Depuis plusieurs jours, au fur et à mesure que le taux d’incidence baisse, les départements un à un permettent la réouverture de centres commerciaux géants qui laissent entrer des milliers de personnes quotidiennement. Les transports en commun sont le «théâtre» de cette même absurdité depuis longtemps. Le gouvernement a défini au fil de sa gestion de la crise sanitaire, des activités plus «essentielles» que d’autres. Sans revenir sur les questions que pose cette distinction entre activités «essentielles» et «non essentielles», nous notons que les médiathèques ont d’emblée été identifiées en tant que telles : «essentielles», restant ouvertes autant que possible, ou proposant un accès aux collections sous forme de drive. Elles ont, comme d’autres lieux culturels qui accueillent du public, été vigilantes à faire respecter les gestes barrières, acteurs responsables dans le traitement d’une crise dont ils ne négligent pas la gravité. Aujourd’hui, ce caractère essentiel est remis en cause. Comment peut-on défendre sous couvert d’arguments sanitaires, le contrôle à l’entrée d’établissements culturels, qui pour la plupart n’accueillent que des dizaines de personnes chaque jour quand, ailleurs, il est possible de s’agglutiner pour faire des emplettes ?

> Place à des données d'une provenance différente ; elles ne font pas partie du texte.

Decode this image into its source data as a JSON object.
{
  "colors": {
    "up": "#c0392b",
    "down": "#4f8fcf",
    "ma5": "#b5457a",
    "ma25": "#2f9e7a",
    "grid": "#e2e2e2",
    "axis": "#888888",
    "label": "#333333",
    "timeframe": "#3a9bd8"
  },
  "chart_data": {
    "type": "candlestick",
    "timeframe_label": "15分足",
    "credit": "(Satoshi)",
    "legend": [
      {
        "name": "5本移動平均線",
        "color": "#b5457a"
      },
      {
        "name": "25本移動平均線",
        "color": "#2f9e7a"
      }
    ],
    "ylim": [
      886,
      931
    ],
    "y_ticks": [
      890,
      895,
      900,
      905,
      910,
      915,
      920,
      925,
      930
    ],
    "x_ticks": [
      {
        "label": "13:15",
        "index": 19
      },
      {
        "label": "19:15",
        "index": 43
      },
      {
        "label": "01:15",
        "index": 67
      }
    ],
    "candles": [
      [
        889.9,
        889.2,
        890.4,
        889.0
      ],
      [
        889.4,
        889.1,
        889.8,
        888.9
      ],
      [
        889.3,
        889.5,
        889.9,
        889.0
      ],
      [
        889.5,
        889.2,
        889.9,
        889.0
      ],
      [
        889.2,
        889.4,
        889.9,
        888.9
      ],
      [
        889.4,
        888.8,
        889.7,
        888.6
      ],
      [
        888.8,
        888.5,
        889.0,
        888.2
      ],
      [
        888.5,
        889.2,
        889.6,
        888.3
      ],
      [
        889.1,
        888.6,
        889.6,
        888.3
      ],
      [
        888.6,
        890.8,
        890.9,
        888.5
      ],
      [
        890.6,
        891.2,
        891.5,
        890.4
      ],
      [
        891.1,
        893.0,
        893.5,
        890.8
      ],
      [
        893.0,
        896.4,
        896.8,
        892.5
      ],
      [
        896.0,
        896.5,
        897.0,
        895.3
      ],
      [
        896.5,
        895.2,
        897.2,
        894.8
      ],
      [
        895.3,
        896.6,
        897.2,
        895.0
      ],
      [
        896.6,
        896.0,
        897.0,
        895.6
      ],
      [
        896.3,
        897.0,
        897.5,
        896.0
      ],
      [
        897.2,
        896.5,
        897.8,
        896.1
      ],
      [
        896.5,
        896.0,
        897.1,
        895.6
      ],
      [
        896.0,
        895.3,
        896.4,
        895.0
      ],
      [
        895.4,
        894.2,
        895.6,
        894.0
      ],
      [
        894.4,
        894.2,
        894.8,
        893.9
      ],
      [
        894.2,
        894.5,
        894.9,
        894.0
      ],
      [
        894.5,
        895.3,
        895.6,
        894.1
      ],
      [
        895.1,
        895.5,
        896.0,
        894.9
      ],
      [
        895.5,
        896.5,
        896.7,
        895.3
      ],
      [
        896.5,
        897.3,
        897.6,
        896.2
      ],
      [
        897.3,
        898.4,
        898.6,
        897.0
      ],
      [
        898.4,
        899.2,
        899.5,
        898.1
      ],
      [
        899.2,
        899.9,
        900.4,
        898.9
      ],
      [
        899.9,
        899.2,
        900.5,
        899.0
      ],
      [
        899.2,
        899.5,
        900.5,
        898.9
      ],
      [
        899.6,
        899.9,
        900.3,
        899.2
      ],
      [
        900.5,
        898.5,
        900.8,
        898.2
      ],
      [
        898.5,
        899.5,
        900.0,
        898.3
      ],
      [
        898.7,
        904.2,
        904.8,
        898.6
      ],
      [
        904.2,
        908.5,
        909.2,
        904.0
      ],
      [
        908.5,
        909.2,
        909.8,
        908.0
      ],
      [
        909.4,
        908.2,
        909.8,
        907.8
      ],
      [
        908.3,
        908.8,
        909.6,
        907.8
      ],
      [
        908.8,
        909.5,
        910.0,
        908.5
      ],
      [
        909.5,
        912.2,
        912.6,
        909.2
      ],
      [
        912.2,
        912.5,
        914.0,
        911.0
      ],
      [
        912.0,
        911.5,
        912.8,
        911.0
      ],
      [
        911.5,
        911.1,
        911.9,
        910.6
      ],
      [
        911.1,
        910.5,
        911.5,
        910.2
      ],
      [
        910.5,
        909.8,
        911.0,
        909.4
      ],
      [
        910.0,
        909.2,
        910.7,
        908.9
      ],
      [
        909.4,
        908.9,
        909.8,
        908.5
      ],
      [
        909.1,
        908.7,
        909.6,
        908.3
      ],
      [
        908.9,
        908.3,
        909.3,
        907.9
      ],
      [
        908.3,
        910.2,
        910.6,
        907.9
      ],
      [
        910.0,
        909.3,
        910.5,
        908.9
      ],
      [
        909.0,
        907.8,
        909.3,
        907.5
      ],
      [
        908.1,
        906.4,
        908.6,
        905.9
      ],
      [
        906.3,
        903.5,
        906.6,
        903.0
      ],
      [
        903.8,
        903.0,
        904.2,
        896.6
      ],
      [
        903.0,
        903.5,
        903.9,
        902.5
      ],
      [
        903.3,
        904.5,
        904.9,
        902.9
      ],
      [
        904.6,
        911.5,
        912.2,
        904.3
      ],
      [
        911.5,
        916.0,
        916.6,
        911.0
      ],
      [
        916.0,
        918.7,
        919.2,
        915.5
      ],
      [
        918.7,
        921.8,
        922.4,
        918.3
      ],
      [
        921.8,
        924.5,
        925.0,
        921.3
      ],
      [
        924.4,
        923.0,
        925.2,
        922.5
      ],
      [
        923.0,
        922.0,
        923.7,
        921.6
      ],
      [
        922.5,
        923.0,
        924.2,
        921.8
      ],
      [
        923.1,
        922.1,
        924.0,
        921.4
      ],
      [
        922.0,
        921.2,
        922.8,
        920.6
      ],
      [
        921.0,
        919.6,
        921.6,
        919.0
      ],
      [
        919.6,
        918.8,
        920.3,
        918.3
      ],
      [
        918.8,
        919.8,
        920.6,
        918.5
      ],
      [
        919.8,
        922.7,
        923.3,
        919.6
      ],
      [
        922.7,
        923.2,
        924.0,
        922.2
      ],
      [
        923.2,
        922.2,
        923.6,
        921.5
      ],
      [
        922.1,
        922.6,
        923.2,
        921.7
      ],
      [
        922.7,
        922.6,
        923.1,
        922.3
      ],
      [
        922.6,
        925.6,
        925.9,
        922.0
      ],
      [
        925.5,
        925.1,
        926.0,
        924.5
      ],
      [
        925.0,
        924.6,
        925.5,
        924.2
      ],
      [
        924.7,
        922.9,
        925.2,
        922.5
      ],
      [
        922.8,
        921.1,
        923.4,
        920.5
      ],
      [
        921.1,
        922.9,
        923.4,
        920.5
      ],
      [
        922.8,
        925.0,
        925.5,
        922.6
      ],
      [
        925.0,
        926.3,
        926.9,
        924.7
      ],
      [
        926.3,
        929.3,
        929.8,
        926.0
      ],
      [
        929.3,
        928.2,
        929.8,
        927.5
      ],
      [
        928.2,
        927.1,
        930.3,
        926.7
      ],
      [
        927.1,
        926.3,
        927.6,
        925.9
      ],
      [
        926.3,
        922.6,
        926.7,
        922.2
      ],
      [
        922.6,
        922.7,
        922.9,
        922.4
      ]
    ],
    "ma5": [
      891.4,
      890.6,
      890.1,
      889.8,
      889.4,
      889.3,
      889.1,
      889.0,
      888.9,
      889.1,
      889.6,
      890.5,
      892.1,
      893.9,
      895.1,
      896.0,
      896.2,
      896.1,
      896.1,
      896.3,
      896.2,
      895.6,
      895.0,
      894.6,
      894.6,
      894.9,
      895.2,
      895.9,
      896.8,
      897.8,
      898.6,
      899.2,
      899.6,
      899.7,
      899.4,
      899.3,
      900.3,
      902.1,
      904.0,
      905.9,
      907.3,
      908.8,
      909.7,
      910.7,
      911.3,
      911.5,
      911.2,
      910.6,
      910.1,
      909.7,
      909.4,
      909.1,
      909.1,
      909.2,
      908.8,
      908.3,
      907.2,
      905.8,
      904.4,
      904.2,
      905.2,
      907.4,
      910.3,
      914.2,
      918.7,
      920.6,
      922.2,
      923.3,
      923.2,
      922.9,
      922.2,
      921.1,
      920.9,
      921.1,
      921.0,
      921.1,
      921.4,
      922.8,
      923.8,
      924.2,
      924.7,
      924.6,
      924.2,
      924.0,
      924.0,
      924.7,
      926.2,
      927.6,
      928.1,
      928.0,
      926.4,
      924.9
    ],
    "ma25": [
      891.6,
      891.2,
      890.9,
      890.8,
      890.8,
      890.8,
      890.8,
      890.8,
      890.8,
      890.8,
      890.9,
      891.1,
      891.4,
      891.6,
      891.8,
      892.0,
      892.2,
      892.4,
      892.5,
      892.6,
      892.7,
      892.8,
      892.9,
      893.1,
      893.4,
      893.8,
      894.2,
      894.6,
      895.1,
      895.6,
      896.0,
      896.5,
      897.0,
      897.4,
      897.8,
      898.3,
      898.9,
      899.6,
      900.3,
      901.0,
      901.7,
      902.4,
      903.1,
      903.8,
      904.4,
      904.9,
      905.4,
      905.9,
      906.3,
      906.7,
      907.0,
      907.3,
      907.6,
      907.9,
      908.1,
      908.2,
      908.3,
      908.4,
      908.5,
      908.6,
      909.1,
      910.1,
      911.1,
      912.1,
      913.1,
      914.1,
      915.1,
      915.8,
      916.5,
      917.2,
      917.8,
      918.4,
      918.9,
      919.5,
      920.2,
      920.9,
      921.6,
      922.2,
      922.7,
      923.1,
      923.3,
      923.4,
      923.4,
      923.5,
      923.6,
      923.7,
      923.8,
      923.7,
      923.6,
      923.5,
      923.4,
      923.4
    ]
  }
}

Nous souhaitons (re) trouver du bon sens dans la gestion de cette crise et éviter de multiplier des dommages collatéraux qui seront difficiles à réparer ou à soigner dans les mois et les années à venir. Nous rejoignons ainsi le communiqué de l’Association des bibliothécaires de France qui identifiait dès la fin du mois de juillet le pass sanitaire comme une bombe à fragmentation de la lecture publique…

Nous demandons donc à ce que le pass sanitaire ne soit plus exigé et que nous sortions de l’engrenage qui conduit petit à petit à une société de surveillance généralisée et inquiétante.

Nous relayons également la pétition «Pour une bibliothèque accessible à tous», lancée par Bibliothécaires mobilisés.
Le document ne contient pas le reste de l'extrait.